I had another therapy appointment this morning.
As is pretty much always the case, I told him what's been going on lately, what I've been thinking about, what's troubling me, etc. And then he asks questions. I answer him there, of course, but then I leave his office and I really process everything we talked about and things start to fall into place.
Unfortunately for you, I'm struggling to make today's "aha moment" coherent, which is a part of why I'm typing this post--in the hopes it will help me to sort things out.
So, this morning, among other topics, I shared with him the thought and feelings expressed in my recent post. About being that misfit puzzle piece.
And here's what came together in my mind during my conversation with him, and as I've mulled it over in my brain since--I was wrong. We are not puzzle pieces.
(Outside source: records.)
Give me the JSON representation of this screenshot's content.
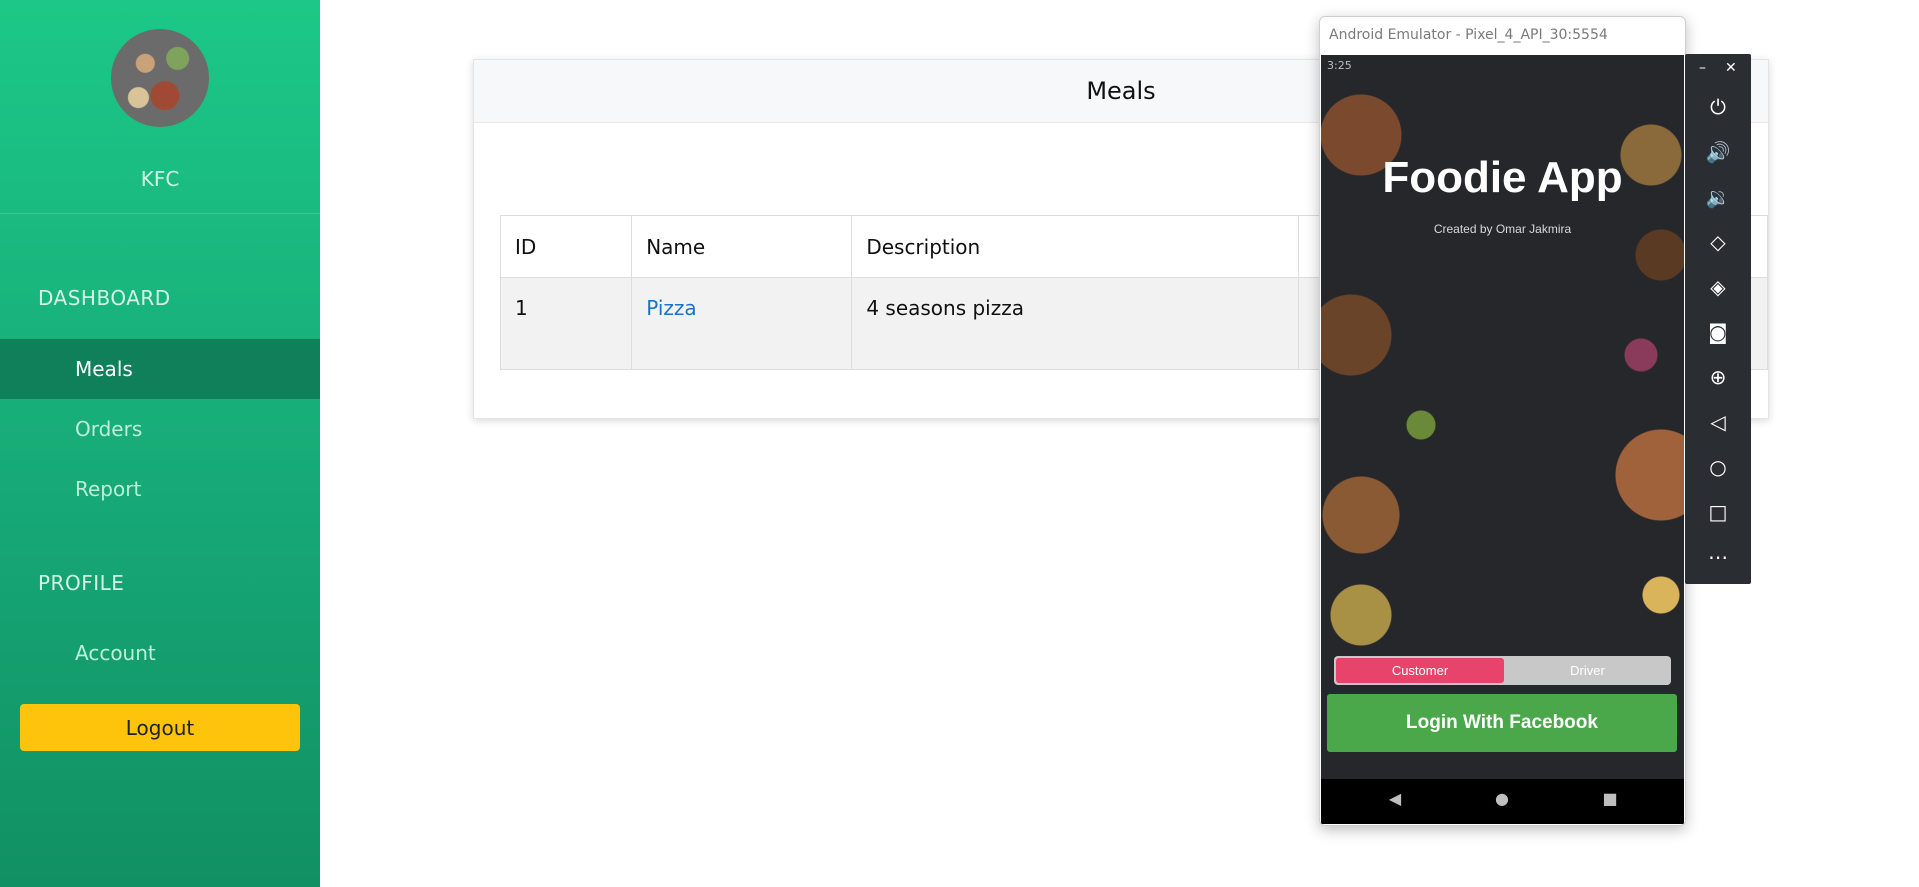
{
  "sidebar": {
    "restaurant_name": "KFC",
    "sections": [
      {
        "title": "DASHBOARD"
      },
      {
        "title": "PROFILE"
      }
    ],
    "items": [
      {
        "label": "Meals",
        "active": true
      },
      {
        "label": "Orders",
        "active": false
      },
      {
        "label": "Report",
        "active": false
      },
      {
        "label": "Account",
        "active": false
      }
    ],
    "logout_label": "Logout",
    "colors": {
      "gradient_top": "#1cc887",
      "gradient_bottom": "#119063",
      "active_bg": "#10805a",
      "logout_bg": "#fec40c"
    }
  },
  "card": {
    "title": "Meals",
    "table": {
      "headers": [
        "ID",
        "Name",
        "Description"
      ],
      "rows": [
        {
          "id": "1",
          "name": "Pizza",
          "description": "4 seasons pizza"
        }
      ]
    }
  },
  "emulator": {
    "window_title": "Android Emulator - Pixel_4_API_30:5554",
    "status_time": "3:25",
    "app_title": "Foodie App",
    "app_subtitle": "Created by Omar Jakmira",
    "toggle": {
      "customer_label": "Customer",
      "driver_label": "Driver",
      "selected": "Customer"
    },
    "facebook_button": "Login With Facebook",
    "toolbar_icons": [
      "power-icon",
      "volume-up-icon",
      "volume-down-icon",
      "rotate-left-icon",
      "rotate-right-icon",
      "camera-icon",
      "zoom-icon",
      "back-icon",
      "home-icon",
      "overview-icon",
      "more-icon"
    ],
    "colors": {
      "customer_active": "#e8446b",
      "facebook_green": "#4aa84b"
    }
  }
}
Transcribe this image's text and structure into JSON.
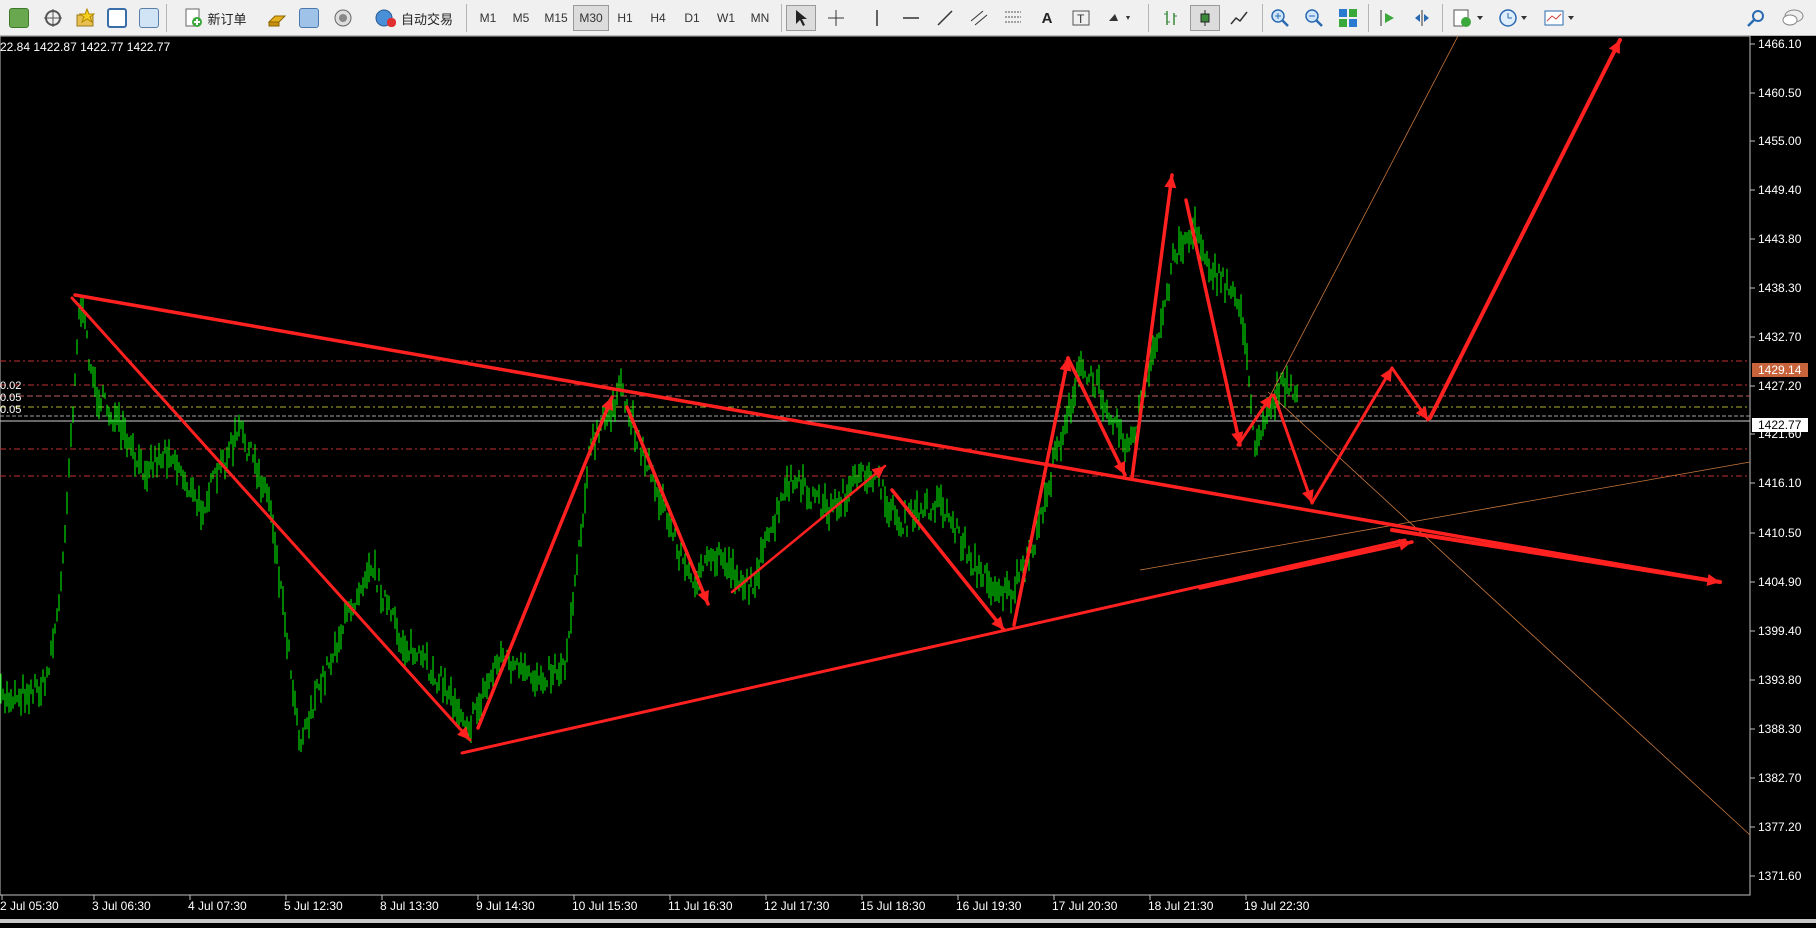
{
  "toolbar": {
    "new_order": "新订单",
    "auto_trading": "自动交易",
    "timeframes": [
      "M1",
      "M5",
      "M15",
      "M30",
      "H1",
      "H4",
      "D1",
      "W1",
      "MN"
    ],
    "active_timeframe": "M30"
  },
  "chart": {
    "info": "22.84 1422.87 1422.77 1422.77",
    "price_labels": [
      "1466.10",
      "1460.50",
      "1455.00",
      "1449.40",
      "1443.80",
      "1438.30",
      "1432.70",
      "1427.20",
      "1421.60",
      "1416.10",
      "1410.50",
      "1404.90",
      "1399.40",
      "1393.80",
      "1388.30",
      "1382.70",
      "1377.20",
      "1371.60"
    ],
    "time_labels": [
      "2 Jul 05:30",
      "3 Jul 06:30",
      "4 Jul 07:30",
      "5 Jul 12:30",
      "8 Jul 13:30",
      "9 Jul 14:30",
      "10 Jul 15:30",
      "11 Jul 16:30",
      "12 Jul 17:30",
      "15 Jul 18:30",
      "16 Jul 19:30",
      "17 Jul 20:30",
      "18 Jul 21:30",
      "19 Jul 22:30"
    ],
    "level_labels": [
      "0.02",
      "0.05",
      "0.05"
    ],
    "current_price": "1422.77",
    "level_price": "1429.14",
    "colors": {
      "background": "#000000",
      "bars": "#00ff00",
      "drawing": "#ff2020",
      "grid_text": "#ffffff",
      "level_tag": "#c8643c"
    }
  }
}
Because puzzle pieces are fixed. They don't get to change shape, or adapt in any way. And people aren't like that.
People are malleable.
So, there goes my metaphor.
But, that's okay. Because the part I'm figuring out leaves more room for hope and optimism. So, here goes:
A big part of my problem has been this issue of trying to be perfect, in part to gain acceptance and approval of everyone around me. But, since I never gave either of those things to myself, I couldn't accept that anyone else would either. Not if they really knew me. So, I discounted everyone who seemed to like me and think I was great. Which makes it easy to see why I've felt like an outsider for so long.
Then, everything blew up and I realized that I had to make total and complete changes in my life in order to find a way to live with my mental illness.
And I think I've just over-corrected my behavior. Now, instead of needing everyone's approval, I've disconnected from everyone. I think I feel distant from everyone because I don't know how to relate to others without seeking for their approval. And I don't want to fall back into that mindset.
There's so much of the superficial in our day-to-day conversations. And I'm really good at faking through all of that and pretending like I'm fine and everything is perfect. And I'm afraid of that, too.
So, it's just easier to avoid almost everyone. Besides a very select few who I believe to be 100% genuine. Down to earth and honest. People who don't make apologies or excuses for who they are and don't expect me to be anyone other than myself either.
It's been interesting to me to see how I've been drawn to these people over the past couple of weeks without being consciously aware of why at the time. Because they aren't the people I usually gravitate to. But, if they've been surprised, they haven't expressed it. They've just been kind and accepting.
I'm so grateful and glad for people like that.
I hope to someday be that comfortable with who I am and with who others are that I can be that way too.
And that is the point in all of this. I think. Because, as I grow more comfortable with who I am--the right way--not the "trying to be perfect" way--I can also grow more comfortable with who those around me are and to give permission to myself and to them to just be.
And, I think, I won't need the external approval because having my approval and that of my Father in Heaven is enough.
I know that's all part of the process. And that is something that most, if not all, of us are working on--mental illness or not.
And here is how we all fit together. Not like puzzle pieces at all. But building on and supporting one another as we go and as we grow. These kids (and HH) took many many attempts at building this pyramid. They had to try different strategies and strengthen weak spots, and every time they fell down, they got back up and tried again.
And you know what--they never really succeeded in getting everyone in that pyramid. But they tried. And they all had a good time. And I think that even those who didn't quite make it to the top, still felt included and a part of the team (of course, they were the youngest and not really sure of what was going on... but, I don't know how to make that aspect applicable. :)).
So, it's going to take time to correct my "over-correction" and find that happy medium. But, I will.